Caroline Laurent est franco-mauricienne. Après le succès de son livre co-écrit avec Evelyne Pisier« Et soudain, la liberté » (Les Escales, 2017 ; Pocket, 2018 ; prix Marguerite Duras ; Grand Prix des Lycéennes de ELLE ; Prix Première Plume), traduit dans de nombreux pays, elle signe son nouveau roman « Rivage de la colère ».

En parallèle de ses fonctions de directrice littéraire chez Stock, Caroline Laurent a été nommée en octobre 2019 à la commission Vie Littéraire du CNL.

Incipit :

Ce n’est pas grand-chose, l’espoir. Une prière pour soi. Un peu de rêve pilé dans la main, des milliers d’éclats de verre, la paume en sang. C’est une ritournelle inventée un matin de soleil pâle.

Extraits :

Je n’ai pas la foi. Je préfère parler d’espoir. L’espoir, c’est l’ordinaire tel qu’il devrait toujours être : tourné vers un ailleurs.

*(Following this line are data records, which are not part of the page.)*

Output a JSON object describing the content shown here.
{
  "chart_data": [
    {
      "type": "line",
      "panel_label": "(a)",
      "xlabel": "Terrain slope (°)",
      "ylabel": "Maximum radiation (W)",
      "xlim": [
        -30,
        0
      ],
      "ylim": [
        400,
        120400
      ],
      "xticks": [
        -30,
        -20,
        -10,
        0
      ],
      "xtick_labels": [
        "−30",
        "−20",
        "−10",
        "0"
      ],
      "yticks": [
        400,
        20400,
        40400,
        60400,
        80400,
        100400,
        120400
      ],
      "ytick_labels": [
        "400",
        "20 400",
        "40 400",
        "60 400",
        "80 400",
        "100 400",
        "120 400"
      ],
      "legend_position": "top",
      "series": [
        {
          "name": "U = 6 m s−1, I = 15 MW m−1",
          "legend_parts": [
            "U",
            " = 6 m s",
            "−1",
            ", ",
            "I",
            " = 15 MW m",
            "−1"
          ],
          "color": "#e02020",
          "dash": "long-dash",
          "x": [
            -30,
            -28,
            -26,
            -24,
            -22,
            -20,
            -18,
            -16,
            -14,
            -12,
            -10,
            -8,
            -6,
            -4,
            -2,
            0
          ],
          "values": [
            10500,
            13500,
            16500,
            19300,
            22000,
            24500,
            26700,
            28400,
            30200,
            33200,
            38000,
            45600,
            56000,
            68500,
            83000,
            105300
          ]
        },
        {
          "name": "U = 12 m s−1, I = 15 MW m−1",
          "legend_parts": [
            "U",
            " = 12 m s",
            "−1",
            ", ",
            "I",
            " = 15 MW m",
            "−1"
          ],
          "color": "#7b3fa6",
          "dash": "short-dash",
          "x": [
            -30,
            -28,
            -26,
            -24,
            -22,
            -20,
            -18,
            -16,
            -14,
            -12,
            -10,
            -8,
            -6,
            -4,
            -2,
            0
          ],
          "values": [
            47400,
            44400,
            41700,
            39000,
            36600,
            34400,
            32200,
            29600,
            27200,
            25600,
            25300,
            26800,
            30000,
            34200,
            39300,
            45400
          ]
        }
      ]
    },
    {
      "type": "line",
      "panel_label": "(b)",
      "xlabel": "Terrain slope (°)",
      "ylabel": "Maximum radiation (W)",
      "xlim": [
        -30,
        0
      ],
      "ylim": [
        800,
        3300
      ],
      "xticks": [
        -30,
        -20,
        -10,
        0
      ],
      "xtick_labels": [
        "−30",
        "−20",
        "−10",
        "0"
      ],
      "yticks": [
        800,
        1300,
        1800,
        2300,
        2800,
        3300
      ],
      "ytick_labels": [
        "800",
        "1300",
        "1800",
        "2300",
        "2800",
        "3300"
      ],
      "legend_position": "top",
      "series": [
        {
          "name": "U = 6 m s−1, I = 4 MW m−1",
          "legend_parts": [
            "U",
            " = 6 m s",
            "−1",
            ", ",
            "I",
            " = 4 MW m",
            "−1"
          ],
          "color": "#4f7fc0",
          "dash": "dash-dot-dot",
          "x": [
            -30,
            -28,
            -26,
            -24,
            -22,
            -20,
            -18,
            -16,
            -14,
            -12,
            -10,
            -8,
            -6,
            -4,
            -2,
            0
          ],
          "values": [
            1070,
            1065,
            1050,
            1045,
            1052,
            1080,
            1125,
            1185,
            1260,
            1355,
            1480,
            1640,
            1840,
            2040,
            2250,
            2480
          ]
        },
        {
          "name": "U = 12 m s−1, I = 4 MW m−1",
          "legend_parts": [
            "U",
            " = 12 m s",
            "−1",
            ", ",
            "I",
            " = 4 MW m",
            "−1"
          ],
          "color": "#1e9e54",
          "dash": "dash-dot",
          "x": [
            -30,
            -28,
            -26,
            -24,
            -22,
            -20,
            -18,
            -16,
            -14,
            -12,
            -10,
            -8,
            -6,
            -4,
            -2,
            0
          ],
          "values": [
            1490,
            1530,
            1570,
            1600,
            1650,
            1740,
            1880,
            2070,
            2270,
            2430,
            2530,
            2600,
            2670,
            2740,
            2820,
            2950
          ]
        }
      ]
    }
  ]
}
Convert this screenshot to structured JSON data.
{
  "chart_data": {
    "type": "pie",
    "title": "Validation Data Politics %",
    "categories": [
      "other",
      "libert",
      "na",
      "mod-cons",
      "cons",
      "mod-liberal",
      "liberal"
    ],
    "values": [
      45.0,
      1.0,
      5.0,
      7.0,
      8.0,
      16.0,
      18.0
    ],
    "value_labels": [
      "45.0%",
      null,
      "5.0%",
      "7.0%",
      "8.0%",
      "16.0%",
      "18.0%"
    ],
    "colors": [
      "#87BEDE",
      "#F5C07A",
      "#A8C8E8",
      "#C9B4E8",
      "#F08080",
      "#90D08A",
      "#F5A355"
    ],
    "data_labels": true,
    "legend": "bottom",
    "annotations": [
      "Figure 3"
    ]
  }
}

La justice est la méchante sœur de l’espoir. Elle vous fait croire qu’elle vous sauvera, mais de quoi vous sauver-t-elle puisqu’elle vient toujours après le malheur.

Il était temps de fuir Maurice. Partir, s’éloigner de soi-même. Mais, part-on jamais vraiment.

Sauvage. Sagouin. Nègre-bois. Voleur. Crétin. Crevard. Chagossien, ça voulait dire tout ça quand j’étais enfant. Notre accent ? Différent de celui des Mauriciens. Notre peau ? Plus noire que celle des Mauriciens. Notre bourse, vice. Nos maisons, inexistantes.

Méprise-les, oublie-les, me répétait ma mère. Mais comment oublier la honte ?

C’est ainsi à Maurice : Blancs, Créoles, Mulâtres, les variations sont infinies, la folie et la méfiance aussi.

C’étaient avant tout des registres de comptes, compilant les transactions commerciales entre Diego Garcia et Maurice. Dessous, des livres plus anciens, tous rédigés en anglais, recensaient les transferts d’esclaves déportés de Madagascar vers les Chagos…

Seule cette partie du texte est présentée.